Lightly spray a baking sheet with cooking oil. Wash and dry peppers. Cut peppers in half and remove the seeds. Place peppers (skin side up) onto baking sheet. Broil on LOW for about 15 minutes, or until the skins are blistered and charred. Allow peppers to cool before handling. Carefully, remove the peeling. Chop peppers into pieces and set aside.
Roasted Poblano Chicken Chili
In a large slow cooker, add chopped onion, garlic, and parsley.
Drain and rinse cannellini beans, then add to chopped vegetables. Add chopped roasted poblano peppers, creamed corn, chicken, all spices, chicken broth, and half and half.
Cut cream cheese into cubes and add to the slow cooker. Cut lime in half and juice one half lime into the chili mixture using a lemon/lime press.
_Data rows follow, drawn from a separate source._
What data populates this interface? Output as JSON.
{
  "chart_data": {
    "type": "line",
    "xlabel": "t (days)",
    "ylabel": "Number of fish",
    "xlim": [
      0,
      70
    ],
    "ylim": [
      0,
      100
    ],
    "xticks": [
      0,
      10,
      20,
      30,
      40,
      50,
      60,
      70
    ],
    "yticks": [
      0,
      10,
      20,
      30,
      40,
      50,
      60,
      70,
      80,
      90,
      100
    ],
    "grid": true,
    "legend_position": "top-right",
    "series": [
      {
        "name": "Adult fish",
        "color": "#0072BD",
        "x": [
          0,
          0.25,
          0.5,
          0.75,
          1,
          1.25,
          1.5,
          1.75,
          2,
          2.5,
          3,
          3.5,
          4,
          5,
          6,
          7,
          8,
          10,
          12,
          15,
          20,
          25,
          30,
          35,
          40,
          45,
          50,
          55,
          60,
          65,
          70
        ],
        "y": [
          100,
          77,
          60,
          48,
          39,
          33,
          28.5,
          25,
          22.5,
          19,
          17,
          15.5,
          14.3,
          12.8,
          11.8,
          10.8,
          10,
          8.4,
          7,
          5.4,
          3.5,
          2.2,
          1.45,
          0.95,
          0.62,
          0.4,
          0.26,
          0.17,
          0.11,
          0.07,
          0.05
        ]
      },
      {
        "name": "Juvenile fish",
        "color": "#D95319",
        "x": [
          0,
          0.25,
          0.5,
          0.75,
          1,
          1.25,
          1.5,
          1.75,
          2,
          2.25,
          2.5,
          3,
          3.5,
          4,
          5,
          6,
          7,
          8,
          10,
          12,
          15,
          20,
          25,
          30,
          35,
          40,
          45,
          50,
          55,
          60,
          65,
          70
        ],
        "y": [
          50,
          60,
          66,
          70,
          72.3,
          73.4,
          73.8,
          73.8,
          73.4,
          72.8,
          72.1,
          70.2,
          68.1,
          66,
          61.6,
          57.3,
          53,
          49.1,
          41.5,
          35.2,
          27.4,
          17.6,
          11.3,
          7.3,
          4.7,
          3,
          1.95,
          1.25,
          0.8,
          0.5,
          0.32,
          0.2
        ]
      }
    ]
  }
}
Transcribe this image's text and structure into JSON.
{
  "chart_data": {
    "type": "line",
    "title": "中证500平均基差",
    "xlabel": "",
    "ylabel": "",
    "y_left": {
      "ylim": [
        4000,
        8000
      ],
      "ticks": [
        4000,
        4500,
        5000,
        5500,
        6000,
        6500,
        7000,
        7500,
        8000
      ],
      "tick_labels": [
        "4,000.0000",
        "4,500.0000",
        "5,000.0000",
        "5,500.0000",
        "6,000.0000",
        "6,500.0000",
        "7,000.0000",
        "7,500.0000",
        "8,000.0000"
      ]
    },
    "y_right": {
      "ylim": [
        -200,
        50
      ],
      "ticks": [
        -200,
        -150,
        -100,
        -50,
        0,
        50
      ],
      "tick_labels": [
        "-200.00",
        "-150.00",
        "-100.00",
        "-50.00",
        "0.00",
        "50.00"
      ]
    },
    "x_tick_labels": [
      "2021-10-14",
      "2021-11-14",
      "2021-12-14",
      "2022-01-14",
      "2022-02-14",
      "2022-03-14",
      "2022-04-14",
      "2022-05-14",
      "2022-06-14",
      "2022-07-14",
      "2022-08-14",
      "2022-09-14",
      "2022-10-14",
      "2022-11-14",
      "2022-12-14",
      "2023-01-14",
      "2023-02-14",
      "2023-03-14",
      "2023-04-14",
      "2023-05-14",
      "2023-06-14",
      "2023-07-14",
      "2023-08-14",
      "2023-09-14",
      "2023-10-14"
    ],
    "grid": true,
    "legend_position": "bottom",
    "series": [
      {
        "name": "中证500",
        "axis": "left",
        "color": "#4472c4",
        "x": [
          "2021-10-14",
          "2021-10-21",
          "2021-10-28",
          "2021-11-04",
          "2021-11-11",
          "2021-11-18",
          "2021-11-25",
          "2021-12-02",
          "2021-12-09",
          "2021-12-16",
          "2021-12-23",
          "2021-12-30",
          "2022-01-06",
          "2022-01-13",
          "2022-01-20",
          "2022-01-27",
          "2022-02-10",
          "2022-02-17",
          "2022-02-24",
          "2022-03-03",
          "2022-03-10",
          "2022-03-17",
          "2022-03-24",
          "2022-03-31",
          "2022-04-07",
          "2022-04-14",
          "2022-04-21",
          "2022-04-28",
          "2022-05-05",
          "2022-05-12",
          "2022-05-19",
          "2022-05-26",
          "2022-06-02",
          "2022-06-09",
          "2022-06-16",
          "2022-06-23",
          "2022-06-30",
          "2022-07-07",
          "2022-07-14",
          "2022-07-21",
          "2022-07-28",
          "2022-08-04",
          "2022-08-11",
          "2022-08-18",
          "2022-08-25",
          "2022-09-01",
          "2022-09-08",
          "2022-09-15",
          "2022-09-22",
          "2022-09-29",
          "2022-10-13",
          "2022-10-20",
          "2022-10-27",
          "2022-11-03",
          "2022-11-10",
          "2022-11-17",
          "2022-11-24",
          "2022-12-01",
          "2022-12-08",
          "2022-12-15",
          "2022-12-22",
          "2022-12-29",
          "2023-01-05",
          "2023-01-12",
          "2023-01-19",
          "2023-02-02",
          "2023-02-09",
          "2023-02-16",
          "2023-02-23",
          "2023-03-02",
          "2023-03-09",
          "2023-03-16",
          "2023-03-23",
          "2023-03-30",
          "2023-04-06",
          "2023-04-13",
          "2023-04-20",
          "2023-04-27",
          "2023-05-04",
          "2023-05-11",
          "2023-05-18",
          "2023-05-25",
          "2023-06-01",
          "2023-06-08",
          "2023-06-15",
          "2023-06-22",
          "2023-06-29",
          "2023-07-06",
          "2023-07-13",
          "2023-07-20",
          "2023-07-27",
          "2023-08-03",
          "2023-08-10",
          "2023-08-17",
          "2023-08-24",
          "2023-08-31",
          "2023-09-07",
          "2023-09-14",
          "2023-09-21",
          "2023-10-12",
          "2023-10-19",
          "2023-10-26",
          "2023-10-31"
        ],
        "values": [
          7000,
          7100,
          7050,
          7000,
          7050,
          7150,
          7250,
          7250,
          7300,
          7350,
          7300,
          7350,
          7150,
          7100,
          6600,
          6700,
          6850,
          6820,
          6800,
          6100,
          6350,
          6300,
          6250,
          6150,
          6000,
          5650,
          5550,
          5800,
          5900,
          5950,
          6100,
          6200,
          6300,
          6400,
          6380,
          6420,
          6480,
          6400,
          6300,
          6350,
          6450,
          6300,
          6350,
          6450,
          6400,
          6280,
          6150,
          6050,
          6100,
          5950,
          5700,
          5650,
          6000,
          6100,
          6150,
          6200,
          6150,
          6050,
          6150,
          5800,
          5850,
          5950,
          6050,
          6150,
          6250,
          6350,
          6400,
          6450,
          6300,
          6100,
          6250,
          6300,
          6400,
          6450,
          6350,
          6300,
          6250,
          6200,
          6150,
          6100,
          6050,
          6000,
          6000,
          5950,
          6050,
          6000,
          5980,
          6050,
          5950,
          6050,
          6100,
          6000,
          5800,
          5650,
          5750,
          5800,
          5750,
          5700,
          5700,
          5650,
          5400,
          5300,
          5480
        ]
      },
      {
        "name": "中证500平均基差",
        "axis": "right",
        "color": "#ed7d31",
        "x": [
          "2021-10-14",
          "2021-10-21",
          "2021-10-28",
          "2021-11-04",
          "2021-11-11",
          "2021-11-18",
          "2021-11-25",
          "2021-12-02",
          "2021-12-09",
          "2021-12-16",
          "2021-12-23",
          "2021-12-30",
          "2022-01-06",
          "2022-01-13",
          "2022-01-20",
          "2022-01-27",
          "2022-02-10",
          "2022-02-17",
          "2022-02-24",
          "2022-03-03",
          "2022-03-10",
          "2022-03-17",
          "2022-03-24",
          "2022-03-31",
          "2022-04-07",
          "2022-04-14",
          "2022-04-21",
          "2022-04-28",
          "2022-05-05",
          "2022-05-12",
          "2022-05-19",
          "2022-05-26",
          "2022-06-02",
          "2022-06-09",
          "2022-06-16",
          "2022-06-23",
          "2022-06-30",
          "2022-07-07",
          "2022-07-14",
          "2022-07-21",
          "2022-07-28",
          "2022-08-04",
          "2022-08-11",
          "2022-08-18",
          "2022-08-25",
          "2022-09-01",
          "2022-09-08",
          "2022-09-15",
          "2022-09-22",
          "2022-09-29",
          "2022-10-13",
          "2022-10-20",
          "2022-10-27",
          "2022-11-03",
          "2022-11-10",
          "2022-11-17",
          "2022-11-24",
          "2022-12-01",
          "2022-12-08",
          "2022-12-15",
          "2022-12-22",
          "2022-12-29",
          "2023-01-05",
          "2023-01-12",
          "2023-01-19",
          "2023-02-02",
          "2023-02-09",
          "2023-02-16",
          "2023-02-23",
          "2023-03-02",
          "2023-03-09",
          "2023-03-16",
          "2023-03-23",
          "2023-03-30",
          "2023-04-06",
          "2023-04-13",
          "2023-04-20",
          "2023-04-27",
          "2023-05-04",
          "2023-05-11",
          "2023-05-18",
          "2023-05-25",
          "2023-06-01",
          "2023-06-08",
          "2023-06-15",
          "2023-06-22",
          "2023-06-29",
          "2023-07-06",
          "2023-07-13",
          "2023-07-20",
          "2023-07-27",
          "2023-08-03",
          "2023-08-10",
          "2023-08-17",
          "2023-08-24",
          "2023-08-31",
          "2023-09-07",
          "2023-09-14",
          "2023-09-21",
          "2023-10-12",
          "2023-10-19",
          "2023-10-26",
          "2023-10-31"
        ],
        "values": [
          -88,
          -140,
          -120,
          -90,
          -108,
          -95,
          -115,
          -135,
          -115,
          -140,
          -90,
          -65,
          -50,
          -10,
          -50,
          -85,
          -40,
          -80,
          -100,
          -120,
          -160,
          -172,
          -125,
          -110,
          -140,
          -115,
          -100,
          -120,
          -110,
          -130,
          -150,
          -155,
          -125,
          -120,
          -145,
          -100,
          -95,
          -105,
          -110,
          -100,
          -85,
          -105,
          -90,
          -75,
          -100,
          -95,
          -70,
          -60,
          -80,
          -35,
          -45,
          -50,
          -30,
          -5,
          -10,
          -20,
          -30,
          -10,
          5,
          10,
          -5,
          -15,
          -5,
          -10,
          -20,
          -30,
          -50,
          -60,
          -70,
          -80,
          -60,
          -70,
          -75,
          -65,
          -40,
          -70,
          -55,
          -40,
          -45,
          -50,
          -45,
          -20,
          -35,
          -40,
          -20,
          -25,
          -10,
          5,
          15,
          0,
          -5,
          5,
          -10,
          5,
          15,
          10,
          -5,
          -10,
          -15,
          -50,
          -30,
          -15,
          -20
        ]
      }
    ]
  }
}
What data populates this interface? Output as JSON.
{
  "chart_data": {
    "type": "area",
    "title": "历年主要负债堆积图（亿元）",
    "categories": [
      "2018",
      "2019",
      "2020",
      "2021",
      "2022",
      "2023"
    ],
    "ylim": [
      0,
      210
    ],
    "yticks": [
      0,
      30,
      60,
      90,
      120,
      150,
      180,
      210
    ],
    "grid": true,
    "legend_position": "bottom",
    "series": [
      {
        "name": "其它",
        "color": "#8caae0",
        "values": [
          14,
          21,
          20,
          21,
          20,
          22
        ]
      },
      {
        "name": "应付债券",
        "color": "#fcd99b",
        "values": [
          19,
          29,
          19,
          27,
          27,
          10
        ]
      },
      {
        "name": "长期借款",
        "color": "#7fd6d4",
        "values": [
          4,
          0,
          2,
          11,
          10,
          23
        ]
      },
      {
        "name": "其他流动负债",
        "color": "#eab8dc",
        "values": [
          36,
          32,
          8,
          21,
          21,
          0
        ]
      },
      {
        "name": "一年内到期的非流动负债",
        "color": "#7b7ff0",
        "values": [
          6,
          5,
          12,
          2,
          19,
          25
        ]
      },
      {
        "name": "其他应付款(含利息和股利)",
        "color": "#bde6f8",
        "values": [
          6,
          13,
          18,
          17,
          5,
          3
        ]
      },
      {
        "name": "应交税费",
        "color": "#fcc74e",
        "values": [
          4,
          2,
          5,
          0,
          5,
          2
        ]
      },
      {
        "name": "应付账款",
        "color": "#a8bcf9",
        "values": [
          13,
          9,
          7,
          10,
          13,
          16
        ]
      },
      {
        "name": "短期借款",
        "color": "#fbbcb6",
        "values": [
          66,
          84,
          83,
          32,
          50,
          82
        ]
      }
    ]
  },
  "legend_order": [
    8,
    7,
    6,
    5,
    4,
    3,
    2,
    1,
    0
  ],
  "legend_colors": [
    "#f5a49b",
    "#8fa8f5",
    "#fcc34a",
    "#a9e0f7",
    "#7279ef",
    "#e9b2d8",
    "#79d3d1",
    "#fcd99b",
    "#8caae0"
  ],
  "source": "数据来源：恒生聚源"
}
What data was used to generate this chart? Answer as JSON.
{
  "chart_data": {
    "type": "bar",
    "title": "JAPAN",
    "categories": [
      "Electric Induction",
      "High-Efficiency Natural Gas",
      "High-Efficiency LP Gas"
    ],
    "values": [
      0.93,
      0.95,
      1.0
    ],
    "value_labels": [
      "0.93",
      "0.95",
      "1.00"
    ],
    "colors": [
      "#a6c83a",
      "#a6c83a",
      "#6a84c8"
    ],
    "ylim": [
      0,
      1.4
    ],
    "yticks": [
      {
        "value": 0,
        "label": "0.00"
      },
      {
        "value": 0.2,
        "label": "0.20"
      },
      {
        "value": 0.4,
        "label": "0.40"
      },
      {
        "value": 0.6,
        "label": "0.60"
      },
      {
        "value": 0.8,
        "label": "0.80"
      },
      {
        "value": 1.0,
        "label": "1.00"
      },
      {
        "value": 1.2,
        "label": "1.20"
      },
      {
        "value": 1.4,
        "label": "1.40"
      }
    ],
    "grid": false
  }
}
Stir all ingredients well to combine.
Cook on LOW for 6 hours, or until cream cheese is completely melted and chili is creamy.
If chili is too thin, add half a cup of water to a bowl and stir in 2 Tablespoons cornstarch until blended smooth. Slowly add the cornstarch mixture, stirring the chili to combine, until thickened. Note: Chili will thicken as it sets.
Notes: There are many options for garnish that will compliment this chili; cheese, enchilada sauce, sliced limes, avocado, and tortilla strips are some of our favorites.